Men moet toch de betekenis van zeer algemene leerstellingen niet overschatten: men kan steeds constateren dat hun inhoud, of wat de mensen er telkens weer opnieuw onder verstaan, bepaald wordt door wat zij weten, en niet door wat zij nog niet weten. Het waarheidsgehalte van zeer ver doorgevoerde generalisaties is steeds betrekkelijk. Als eindresultaat van een lang abstraheringsproces zijn zulke generalisaties steeds retrospectief; nieuwe ontwikkeling van de kennis annuleert ze wel niet, openbaart echter hun beperktheid en eenzijdigheid en verzekert hun werkelijke waarheidsgehalte juist door de opheffing van hun algemene geldigheid. Onze filosofie mag echter niet vastgelegd worden door wat wij al weten, maar zij moet de sleutel zijn tot nieuw inzicht.

Met de materialistische dialectiek wordt de knechtschapsverhouding tussen wetenschap en wijsbegeerte opgeheven. De wetenschap heeft niet de taak om de stellingen der wijsbegeerte te bevestigen, noch is de wijsbegeerte de geestelijke en ideologische controleur over de wegen en dwaalwegen van de wetenschap.
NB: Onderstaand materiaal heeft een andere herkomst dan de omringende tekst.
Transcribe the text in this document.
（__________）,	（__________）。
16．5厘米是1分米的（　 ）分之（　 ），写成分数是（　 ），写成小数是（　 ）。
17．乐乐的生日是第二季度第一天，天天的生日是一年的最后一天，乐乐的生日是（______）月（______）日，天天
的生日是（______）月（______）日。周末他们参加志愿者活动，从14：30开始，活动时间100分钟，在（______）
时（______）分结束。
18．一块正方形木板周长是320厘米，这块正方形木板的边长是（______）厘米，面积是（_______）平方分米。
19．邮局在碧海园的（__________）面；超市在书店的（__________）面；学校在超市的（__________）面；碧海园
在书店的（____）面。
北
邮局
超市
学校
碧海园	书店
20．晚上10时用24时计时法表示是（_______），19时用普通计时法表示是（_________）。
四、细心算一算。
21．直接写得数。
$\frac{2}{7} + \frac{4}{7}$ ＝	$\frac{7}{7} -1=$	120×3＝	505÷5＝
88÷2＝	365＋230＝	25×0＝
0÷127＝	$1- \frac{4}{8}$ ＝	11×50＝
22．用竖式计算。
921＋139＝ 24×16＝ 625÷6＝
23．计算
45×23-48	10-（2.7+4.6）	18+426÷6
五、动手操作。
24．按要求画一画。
Wij zullen de enghartigheid en onvruchtbaarheid op het gebied van de filosofie overwinnen, zodra ook onze filosofen het als het grootste geluk zullen voelen, wanneer er iets in de werkelijkheid ontdekt wordt dat onverenigbaar is met hun tot dusver gehuldigde opvattingen.

_______________
[1] Friedrich Engels, Dialektik der Natur, Berlin 1952, S. 222.
[2] R. Gropp, Der dialektische Materialismus, Leipzig 1961, 3e dr.
[3] Friedrich Engels, Dialektik der Natur, Berlin 1952, S. 223.
[4] Friedrich Engels, Herrn Eugen Dührings Umwälzung der Wissenschaft, Berlin 1948, S. 42.
[5] Friedrich Engels, Herrn Eugen Dührings Umwälzung der Wissenschaft, Berlin 1948, S. 169.